Pete Yates has kicked off the HealthLink 2020 plan (IT Tech Strategy) by defining a set of goals and associated objectives. The plan, he says, gives the organisation a view of what it will be like in three years, how it will function and the expected behaviours of all staff. The plan is designed to empower teams to make decisions (such as ‘test first, APIs second and building for cloud’).
“In a year when everyone was trialling new capabilities to drive further improvements to business process and customer outcomes (including ourselves), we decided do the basics better,” says Jason Patrick Mangan, director IT services at the University of Auckland. This is the backdrop of the “Service Effectiveness” programme which focused on what matters most to their customers - students, faculty and the university staff.
“With a significant reduction in capital and operational budgets, the challenge has been to keep technical debt, and its associated risks, at an acceptable level, against the backdrop of the university’s new technology roadmap,” says Andy Keiller, chief information officer, University of Canterbury. “This roadmap has the key component of an integration layer that will allow the leveraging of legacy technology and solutions by creating the opportunity to develop new services through modern presentation technologies. It will also allow easier integration of new solutions with older ones."
“We are confident, audacious and constantly challenging ourselves, the status quo and leading the pace of change,” is how Grant Strang describes the approach of the technology team at tertiary provider Te Wānanga o Aotearoa (TWoA). The results, he says, can be seen in the range of projects they have delivered over the past year.
“Driving technology transformation required me to adapt the business case and ‘technical solution sell’ to many different stakeholders,” says Nathan John Steiner, head of systems engineering ANZ, at Veeam.
“We place great value on our customers and as part of this, the executive team launched an initiative to re-invent customer care,” says Mikal Todd, CIO of solarcity. “We are a large Salesforce customer and our goals were to understand the key metrics surrounding care issue resolution, simplify day to day work and provide reporting and dashboarding capability.”
“Quotable Value (QV) is currently engaged on a significant transformation programme, enabled by technology. The technology programme, known internally as Monarch, aims to meet two core objectives,” says Duncan Reed, chief data officer.

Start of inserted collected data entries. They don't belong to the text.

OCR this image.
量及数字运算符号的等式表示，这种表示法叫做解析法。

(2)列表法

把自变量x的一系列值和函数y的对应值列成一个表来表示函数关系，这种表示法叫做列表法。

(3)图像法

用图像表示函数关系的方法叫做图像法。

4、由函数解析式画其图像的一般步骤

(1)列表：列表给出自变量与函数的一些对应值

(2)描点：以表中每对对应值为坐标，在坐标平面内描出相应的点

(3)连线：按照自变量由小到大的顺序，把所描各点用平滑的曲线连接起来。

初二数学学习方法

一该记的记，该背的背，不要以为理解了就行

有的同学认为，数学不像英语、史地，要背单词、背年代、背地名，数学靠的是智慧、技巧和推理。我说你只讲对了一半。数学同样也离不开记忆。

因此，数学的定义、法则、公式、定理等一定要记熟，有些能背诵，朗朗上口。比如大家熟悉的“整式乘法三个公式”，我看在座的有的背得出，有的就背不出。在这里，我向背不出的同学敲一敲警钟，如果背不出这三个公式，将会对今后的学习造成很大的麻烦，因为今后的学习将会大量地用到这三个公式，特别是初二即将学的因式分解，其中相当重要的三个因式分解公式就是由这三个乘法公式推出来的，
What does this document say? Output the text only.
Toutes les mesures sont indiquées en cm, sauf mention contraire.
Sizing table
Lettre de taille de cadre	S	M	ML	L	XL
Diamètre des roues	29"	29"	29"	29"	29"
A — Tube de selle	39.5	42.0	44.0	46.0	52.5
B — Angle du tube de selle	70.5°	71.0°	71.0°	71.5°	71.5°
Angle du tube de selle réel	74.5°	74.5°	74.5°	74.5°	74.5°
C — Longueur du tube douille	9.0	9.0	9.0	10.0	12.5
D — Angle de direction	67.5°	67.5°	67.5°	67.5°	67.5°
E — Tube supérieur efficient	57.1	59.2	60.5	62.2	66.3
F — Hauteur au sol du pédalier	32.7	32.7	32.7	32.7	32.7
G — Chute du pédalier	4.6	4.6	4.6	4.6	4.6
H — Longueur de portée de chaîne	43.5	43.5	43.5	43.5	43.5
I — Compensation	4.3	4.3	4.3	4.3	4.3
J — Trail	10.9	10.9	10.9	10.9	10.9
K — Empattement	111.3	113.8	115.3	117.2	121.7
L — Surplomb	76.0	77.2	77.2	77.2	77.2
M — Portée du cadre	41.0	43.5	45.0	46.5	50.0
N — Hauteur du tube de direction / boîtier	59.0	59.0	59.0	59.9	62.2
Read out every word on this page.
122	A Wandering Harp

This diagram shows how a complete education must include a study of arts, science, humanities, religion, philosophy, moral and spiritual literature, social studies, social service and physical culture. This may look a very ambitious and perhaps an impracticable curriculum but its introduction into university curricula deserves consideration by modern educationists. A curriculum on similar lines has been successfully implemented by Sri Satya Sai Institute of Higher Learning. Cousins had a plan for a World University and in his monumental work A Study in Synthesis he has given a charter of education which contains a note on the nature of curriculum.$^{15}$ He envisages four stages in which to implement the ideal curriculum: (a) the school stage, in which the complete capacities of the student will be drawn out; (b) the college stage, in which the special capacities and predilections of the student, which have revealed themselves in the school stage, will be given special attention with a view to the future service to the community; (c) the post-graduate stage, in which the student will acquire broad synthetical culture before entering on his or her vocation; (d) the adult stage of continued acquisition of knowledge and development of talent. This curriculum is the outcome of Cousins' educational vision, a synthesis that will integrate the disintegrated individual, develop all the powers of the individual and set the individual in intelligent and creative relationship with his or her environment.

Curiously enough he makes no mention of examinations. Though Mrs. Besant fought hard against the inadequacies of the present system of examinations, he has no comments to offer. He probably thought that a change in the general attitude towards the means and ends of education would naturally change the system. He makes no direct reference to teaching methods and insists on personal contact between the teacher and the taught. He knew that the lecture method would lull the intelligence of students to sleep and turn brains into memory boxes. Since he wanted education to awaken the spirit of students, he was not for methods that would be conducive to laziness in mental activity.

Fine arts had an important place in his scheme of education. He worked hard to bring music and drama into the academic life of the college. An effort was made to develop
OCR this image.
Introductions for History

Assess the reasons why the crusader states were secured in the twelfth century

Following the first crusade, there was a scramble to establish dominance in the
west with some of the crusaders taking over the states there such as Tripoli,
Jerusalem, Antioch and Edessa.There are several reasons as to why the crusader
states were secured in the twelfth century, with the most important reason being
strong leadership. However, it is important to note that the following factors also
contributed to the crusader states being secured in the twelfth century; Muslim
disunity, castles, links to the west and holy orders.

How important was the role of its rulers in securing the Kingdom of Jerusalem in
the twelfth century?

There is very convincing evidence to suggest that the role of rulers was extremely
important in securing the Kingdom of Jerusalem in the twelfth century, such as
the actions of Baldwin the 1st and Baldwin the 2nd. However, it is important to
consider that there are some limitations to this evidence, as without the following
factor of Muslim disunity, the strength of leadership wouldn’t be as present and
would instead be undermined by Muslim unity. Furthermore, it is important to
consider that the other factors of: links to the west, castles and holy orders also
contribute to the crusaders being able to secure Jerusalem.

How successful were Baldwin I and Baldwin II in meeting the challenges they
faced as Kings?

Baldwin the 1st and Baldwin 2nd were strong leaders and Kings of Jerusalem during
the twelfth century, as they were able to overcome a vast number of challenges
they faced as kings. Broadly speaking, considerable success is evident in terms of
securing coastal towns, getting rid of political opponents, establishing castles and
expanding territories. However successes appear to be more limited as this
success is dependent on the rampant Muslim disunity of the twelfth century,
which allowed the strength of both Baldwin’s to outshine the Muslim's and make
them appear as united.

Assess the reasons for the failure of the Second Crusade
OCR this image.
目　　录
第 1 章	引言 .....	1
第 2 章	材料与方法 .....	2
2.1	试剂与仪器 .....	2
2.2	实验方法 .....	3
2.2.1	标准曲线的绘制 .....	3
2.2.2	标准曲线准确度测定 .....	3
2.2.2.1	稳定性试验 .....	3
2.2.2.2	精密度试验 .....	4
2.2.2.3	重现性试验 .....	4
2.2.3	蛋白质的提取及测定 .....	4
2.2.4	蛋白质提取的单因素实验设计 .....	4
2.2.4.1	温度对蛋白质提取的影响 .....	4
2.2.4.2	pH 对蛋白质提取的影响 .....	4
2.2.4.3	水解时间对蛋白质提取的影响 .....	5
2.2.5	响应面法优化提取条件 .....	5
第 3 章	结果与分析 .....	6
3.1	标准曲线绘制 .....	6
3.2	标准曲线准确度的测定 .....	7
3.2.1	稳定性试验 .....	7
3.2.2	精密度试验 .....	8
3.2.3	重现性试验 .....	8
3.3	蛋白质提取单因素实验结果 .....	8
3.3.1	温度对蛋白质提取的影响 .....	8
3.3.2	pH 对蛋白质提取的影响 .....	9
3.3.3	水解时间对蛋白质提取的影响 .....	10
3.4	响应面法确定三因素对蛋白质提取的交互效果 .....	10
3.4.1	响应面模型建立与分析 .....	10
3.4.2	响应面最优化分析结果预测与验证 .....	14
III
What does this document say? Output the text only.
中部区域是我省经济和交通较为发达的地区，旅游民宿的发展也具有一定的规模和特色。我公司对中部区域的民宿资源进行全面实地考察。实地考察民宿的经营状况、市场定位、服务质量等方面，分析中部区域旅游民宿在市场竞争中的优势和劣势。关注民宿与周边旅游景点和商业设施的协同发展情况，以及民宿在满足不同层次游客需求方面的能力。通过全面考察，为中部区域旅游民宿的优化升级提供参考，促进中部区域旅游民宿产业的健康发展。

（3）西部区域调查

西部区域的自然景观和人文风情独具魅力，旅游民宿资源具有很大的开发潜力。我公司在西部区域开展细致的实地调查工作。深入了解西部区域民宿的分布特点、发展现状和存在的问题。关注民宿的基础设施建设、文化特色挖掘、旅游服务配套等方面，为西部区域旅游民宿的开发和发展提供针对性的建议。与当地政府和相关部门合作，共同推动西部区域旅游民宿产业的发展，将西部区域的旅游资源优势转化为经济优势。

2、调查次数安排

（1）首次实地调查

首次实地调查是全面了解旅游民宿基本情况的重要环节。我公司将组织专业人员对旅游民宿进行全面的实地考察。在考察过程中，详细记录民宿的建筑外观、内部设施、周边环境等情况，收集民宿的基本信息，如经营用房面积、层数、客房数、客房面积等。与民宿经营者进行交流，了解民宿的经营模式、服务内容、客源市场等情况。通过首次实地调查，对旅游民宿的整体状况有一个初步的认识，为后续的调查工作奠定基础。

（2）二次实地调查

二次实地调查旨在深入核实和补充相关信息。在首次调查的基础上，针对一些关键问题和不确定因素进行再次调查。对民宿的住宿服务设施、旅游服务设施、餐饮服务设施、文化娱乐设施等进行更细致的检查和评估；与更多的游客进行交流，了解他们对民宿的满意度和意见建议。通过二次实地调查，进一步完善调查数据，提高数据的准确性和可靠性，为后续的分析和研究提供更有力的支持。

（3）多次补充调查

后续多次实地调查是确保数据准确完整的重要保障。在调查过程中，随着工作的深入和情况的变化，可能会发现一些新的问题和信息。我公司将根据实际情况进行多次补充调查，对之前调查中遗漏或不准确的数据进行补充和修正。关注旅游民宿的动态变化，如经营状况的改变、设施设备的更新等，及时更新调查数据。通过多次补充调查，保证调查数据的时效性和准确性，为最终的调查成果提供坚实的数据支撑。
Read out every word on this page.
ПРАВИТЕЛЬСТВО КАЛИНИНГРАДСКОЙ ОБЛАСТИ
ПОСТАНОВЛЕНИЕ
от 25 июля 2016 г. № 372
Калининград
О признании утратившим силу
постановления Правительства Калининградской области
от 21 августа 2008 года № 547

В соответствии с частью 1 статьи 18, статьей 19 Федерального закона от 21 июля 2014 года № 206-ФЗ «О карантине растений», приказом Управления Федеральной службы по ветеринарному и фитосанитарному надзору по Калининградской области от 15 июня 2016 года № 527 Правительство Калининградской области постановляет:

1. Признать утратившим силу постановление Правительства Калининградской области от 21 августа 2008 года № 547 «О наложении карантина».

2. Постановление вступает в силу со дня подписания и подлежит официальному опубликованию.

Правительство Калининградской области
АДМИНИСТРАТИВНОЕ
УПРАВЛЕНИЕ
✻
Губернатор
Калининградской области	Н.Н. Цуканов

The first is to replace a heritage technology platform with a new, state of the art technology platform, which enables our core professional services business to continue to grow and thrive, says Reed, who is now working as a business strategy consultant.
Xtracta has enhanced its data identification, capture and interpretation capability of legal documents such as contracts, says Jonathan Spence, CEO and CIO of Xtracta. Through the company’s machine learning capability, the software learns from interactions with the customer’s users and in doing so, it continues to fine-tune its interpretive and understanding abilities of legal documents he says.
“Being a good CIO means you need to focus on things other than the technology,” says Neville Richardson of Gallagher Group.
“IT managers deal with technology. CIOs understand that IS is about the interaction of Technology, Process, People and Structures. If you look at why IS initiatives fail, it will always be that one of these elements, or the way they interact, have been forgotten about,” says Richardson.
For the past two years, ACC has been delivering transformational business change that puts our customers at the heart of what we do, says Paul Jepson, CIO of ACC. “This transformation programme is all about improving our customers’ outcomes and experience. To do this, and to deliver better customer service, requires an integrated approach across our people, processes, technology and information."
Chris Buxton says the technology team at Stats NZ have completed numerous innovation activities including sponsoring its own public hack events. These activities ranged from large scale vendor engagements to smaller scale explorations.